Rafaelov was taken aback but thought that it might be some dire emergency. She asked how long they might need to stay; Zina answered along the lines of, "It will be as long as it will be."
But Rafaelov did not know the tall man, and beyond that, everyone who lives in her home must be fingerprinted by authorities, because of the day care business. Rafaelov told Zina she didn't have the room; Zina coolly replied she knew the house was plenty big. Rafaelov started to shut the gate, but the stranger put his foot against the jamb, a menacing action.
"If you are going to be a hooligan, then I am going to call the police," Rafaelov says she warned them. At this, Zina launched a barrage of threats and anti-Semitic slurs, Rafaelov tells L.A. Weekly. Zina finished her rant by calling the kindly grandmother of six a "prostitutka."
When they left, Zina promised Rafaelov she wouldn't forget her a second time.
But Rafaelov largely did forget. Some two years later, when she received a short letter in August 2010 from a "Zina Dolenko" requesting "a copy of the records pertaining to my work in the Rafaelov's Day Care," she ignored it — as far as she knew, she says, she'd had no such employee. A few months later, Rafaelov received a complaint filed by Zina Dolenko with the California Labor Commissioner.

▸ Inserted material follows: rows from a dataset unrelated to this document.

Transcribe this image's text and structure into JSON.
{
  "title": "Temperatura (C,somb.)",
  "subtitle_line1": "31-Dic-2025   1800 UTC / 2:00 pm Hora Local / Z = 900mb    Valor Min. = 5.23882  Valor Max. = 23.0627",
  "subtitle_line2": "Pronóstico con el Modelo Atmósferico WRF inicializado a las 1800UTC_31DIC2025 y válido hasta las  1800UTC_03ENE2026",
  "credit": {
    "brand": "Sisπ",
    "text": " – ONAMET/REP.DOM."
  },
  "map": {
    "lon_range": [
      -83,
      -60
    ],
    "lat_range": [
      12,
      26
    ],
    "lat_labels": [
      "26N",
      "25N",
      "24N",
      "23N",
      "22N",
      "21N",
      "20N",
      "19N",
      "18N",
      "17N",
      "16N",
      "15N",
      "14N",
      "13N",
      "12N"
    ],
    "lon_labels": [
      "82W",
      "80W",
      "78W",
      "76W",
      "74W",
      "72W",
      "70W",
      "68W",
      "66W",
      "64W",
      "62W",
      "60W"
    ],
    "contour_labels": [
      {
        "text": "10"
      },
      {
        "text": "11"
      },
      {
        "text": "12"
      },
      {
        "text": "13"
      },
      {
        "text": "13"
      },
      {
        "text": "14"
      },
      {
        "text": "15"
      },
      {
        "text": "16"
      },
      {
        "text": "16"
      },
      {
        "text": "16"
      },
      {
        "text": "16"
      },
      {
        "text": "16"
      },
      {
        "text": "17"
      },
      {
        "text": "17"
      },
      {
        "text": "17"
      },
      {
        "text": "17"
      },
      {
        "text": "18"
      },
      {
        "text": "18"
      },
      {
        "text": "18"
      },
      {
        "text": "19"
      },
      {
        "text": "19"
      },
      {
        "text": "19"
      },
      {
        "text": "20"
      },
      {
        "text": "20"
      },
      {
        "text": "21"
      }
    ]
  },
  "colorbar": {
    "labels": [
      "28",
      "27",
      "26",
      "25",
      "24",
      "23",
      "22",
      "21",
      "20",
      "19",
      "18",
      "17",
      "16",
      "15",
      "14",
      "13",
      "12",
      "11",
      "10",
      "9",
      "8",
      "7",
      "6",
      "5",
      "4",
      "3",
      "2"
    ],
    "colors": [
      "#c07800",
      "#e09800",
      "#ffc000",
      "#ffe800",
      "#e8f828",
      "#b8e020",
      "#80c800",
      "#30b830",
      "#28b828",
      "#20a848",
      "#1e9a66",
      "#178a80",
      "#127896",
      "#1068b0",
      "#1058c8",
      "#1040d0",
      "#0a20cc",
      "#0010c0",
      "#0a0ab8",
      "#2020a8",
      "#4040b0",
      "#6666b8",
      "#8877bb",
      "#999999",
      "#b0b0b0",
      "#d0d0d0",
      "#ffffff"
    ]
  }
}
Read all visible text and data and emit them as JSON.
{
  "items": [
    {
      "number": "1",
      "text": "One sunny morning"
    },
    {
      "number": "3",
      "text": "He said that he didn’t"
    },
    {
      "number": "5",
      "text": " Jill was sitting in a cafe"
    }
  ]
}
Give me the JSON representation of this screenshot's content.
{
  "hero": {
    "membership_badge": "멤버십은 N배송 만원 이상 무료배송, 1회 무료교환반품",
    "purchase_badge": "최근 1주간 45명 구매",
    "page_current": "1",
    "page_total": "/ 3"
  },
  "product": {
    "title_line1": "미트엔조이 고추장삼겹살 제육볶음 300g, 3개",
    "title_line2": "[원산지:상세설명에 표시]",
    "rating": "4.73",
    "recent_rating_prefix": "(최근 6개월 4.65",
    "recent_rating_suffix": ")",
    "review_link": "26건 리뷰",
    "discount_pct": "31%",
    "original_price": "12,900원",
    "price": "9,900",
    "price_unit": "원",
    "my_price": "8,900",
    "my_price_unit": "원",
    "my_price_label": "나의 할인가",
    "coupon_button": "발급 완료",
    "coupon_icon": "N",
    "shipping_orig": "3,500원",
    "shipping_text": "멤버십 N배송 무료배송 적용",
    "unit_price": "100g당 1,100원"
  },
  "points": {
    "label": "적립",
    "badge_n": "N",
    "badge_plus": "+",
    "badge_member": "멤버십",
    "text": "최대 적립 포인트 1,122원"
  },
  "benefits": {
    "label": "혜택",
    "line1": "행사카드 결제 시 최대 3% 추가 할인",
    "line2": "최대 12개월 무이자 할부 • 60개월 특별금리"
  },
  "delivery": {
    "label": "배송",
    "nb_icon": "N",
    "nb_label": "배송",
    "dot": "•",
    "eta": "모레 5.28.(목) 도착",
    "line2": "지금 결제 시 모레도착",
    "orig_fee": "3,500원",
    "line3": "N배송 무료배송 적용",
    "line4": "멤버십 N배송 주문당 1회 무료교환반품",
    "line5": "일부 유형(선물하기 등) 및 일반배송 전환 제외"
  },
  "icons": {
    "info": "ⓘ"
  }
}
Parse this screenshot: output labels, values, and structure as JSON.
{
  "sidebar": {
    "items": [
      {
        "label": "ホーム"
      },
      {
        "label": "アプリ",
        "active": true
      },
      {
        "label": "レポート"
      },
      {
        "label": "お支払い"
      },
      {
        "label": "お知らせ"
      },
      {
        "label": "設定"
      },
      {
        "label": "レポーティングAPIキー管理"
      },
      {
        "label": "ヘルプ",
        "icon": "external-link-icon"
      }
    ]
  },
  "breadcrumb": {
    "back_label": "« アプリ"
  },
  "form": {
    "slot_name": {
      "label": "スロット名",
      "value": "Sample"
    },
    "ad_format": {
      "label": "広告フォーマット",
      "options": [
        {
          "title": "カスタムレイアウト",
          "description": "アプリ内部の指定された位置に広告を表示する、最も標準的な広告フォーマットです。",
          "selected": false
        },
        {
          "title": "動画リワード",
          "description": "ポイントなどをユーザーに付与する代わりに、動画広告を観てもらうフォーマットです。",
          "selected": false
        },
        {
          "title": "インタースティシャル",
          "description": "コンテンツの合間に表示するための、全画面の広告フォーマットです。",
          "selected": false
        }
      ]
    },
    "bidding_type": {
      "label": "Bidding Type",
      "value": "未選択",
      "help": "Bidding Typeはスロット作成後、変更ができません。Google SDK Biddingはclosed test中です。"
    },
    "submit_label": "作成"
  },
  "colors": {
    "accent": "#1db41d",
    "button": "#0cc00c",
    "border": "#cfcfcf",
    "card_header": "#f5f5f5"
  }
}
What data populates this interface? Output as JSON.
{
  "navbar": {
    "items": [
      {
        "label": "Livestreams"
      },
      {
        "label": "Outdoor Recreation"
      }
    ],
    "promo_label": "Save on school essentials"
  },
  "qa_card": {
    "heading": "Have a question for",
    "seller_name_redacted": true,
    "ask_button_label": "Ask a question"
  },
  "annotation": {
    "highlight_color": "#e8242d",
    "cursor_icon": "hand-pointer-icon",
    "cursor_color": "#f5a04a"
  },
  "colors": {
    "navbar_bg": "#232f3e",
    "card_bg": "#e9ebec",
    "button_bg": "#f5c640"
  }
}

It accused her of serious wage violations against her one-day cleaning lady.
When Rafaelov visited the California Department of Industrial Relations' drab Division of Labor Standards Enforcement office on Van Nuys Boulevard, an official advised her to talk to Zina Dolenko — the "plaintiff" — and attempt to informally resolve things to avoid a hearing. Sitting with Zina in a conference room, she says the woman recounted her work for Rafaelov — with curious discrepancies.
Dolenko, she says, claimed she'd spent two days cleaning, and each day worked nine and a half hours — above the legal limit at which overtime kicks in. Rafaelov says Dolenko also alleged she'd worked for her in December of 2008, not 2004, freshening her claim by four years, putting it within California's statute of limitations.
Watching this unscrupulous woman at work, Rafaelov thought she probably shouldn't be surprised if Zina Dolenko demanded a couple hundred dollars.